Ovviamente ciò introdurrebbe una spirale deflattiva. Infatti in questo caso si verificherebbe
che i paesi in deficit deflazionino e così facendo passino il deficit a qualche altro paese, in
quanto la somma dei conti corrente deve essere uguale a zero a livello mondiale. A loro volta
questi ultimi paesi avrebbero un comportamento deflazionistico per rimediare al deficit
sopravvenuto, e così via.
2.5 Il comportamento del reddito mondiale dipende molto dai comportamenti di politica
economica che influenzano la spesa autonoma, se non altro influenzano le aspettative sulla
dinamica dell'attività economica in futuro.
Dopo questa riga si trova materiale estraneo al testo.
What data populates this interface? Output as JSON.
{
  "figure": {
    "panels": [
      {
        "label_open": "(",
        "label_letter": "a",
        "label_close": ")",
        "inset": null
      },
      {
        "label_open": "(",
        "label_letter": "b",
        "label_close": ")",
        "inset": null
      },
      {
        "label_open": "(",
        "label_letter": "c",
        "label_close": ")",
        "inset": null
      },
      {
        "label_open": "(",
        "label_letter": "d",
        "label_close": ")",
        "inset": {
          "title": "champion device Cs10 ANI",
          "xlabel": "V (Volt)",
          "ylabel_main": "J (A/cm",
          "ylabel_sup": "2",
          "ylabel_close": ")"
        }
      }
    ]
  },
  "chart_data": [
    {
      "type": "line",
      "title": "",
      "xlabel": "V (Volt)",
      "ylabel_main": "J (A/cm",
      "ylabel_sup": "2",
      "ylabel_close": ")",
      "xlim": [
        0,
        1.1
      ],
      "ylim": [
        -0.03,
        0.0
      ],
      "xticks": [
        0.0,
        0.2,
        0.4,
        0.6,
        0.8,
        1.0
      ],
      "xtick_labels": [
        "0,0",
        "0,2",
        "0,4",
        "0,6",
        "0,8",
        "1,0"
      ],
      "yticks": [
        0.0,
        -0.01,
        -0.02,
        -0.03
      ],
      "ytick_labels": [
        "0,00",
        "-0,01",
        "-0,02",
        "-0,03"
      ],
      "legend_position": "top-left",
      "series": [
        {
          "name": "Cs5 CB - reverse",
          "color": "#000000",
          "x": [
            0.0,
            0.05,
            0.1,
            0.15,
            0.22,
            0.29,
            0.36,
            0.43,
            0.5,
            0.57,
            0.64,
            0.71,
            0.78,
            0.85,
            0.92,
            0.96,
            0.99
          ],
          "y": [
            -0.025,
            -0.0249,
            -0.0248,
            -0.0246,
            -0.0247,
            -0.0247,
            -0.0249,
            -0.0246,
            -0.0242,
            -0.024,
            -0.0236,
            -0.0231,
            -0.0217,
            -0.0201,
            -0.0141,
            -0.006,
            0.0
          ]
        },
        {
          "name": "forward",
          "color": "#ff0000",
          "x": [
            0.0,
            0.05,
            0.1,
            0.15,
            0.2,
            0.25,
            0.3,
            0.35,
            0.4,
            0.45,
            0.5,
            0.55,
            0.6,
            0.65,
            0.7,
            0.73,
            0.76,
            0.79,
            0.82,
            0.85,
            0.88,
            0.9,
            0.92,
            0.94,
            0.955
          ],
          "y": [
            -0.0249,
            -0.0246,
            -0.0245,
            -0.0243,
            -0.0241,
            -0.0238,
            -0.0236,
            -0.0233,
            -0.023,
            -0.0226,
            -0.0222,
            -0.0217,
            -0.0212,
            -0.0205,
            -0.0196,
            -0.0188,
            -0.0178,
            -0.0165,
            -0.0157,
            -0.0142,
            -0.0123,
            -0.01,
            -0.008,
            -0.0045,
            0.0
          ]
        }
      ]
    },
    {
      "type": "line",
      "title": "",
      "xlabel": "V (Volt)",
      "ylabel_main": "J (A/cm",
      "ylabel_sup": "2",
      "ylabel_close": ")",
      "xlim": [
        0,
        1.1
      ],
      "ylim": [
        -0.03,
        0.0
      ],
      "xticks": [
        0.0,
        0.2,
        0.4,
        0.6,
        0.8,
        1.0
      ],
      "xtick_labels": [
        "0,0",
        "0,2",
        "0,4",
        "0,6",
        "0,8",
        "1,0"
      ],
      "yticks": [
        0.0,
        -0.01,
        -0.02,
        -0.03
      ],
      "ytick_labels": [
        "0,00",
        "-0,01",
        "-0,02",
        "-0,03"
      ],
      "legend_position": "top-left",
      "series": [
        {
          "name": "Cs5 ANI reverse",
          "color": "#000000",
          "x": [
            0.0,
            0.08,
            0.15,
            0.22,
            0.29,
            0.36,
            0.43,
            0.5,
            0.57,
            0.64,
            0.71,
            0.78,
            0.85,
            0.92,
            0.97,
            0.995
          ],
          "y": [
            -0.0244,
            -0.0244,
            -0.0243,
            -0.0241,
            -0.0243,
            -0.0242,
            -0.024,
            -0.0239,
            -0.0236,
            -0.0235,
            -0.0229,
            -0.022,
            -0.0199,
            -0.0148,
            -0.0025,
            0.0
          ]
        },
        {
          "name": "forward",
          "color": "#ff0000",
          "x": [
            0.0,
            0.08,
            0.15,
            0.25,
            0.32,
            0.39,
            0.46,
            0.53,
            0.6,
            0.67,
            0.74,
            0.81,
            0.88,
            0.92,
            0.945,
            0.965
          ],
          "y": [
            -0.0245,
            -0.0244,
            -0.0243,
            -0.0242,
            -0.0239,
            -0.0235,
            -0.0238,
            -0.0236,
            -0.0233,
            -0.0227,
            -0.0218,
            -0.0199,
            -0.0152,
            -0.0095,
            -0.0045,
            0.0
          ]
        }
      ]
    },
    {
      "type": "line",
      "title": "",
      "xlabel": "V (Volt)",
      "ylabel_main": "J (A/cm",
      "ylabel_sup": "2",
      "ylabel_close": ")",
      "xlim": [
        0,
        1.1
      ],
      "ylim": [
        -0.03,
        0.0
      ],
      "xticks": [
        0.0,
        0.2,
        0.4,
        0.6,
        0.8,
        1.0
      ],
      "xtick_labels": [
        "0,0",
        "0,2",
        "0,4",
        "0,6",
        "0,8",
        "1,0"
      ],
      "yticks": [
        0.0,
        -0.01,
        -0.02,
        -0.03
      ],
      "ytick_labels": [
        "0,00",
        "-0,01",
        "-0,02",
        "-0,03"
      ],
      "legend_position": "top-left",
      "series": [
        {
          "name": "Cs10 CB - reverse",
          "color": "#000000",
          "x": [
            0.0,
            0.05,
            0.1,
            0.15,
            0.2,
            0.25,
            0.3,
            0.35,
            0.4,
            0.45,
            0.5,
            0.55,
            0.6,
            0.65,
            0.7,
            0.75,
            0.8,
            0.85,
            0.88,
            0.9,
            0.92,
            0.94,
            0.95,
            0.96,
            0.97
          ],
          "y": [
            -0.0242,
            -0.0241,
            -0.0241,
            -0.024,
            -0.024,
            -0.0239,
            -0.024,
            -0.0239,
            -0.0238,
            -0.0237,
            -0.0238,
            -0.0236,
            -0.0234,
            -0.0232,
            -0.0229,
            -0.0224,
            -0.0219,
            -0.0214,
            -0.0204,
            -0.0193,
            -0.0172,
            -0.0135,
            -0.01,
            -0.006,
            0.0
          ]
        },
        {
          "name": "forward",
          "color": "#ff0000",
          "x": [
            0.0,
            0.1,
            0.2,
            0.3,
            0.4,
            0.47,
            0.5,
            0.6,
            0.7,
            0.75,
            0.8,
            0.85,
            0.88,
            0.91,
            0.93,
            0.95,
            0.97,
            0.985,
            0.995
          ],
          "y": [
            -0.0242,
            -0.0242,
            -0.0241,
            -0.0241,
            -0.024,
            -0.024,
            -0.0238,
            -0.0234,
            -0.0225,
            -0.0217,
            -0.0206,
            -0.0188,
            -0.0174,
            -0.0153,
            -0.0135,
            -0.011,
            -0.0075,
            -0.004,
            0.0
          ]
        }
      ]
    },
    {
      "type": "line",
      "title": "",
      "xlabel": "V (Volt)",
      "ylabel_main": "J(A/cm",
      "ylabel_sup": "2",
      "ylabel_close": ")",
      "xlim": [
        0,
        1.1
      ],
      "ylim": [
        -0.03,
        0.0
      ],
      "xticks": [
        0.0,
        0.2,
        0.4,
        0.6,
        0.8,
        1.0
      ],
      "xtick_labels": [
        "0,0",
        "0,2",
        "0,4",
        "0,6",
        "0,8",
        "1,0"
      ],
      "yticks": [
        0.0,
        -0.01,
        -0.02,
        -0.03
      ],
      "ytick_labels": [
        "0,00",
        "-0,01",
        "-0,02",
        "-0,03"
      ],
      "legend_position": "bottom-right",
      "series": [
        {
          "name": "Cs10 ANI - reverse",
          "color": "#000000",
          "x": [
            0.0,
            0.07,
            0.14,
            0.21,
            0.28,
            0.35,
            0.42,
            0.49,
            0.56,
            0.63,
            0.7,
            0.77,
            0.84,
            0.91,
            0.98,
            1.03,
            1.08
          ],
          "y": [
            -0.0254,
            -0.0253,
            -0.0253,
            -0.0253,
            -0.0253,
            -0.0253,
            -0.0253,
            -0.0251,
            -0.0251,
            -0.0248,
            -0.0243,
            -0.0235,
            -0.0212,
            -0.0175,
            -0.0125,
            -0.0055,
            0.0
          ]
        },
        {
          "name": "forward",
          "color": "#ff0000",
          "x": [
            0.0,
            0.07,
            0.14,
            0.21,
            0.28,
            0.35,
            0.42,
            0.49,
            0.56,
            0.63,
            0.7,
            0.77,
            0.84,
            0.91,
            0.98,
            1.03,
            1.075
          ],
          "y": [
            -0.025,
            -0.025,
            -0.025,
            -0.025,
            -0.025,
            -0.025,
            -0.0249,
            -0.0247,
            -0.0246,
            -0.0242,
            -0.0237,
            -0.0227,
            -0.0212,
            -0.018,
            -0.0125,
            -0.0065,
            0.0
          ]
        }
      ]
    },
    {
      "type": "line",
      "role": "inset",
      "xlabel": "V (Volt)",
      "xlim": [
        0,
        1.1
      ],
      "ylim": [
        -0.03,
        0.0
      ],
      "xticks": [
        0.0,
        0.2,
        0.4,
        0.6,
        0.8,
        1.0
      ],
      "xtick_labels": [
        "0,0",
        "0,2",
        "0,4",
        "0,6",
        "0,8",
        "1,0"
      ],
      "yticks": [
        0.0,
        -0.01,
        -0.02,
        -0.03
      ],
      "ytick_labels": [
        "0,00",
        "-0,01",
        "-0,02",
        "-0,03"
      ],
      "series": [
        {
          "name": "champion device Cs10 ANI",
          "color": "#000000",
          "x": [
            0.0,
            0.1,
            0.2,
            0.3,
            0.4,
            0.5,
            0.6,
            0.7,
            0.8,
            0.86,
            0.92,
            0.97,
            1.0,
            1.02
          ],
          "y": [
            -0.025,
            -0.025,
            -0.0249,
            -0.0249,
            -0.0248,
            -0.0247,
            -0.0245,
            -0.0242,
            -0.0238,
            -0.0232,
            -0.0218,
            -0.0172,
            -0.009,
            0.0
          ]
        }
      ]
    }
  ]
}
Il realismo di ipotesi come quelle adombrate, che
legano la politica economica al comportamento del conto corrente, dipendono dalla
situazione finanziaria internazionale e dalla sostenibilità e finanziabilità del deficit; una
condizione che vedremo meglio attraverso la voce: sistema finanziario internazionale. Nello
schema precedente si può immaginare che esistano paesi che ignorano il segno del proprio
conto corrente in quanto non subiscono alcun vincolo finanziario, mentre altri lo subiscono
fortemente; a volte è il frutto di una situazione pregressa di indebitamento, che rende difficile
finanziare un deficit, mentre la possibilità di avere credito internazionale rende più facile
finanziarlo. Ciò dipende anche dal modo di generazione della liquidità internazionale e della
sua abbondanza o scarsità. Alcuni sono più condizionati dagli andamenti inflattivi e altri
meno. Sia come sia, quando noi spieghiamo gli alti e bassi del ciclo internazionale, stiamo
spiegando fatti che hanno a che fare con il finanziamento espansivo o deflativo dei rimandi
del moltiplicatore internazionale e al modo espansivo o deflattivo di come si generano e
risolvono gli squilibri e vengono percepiti i vincoli. L’insieme del quadro dei possibili
rimandi ci deve essere presente, dato il ruolo eccezionale che ha rivestito nel secondo
dopoguerra la domanda come veicolo di trasmissione degli impulsi.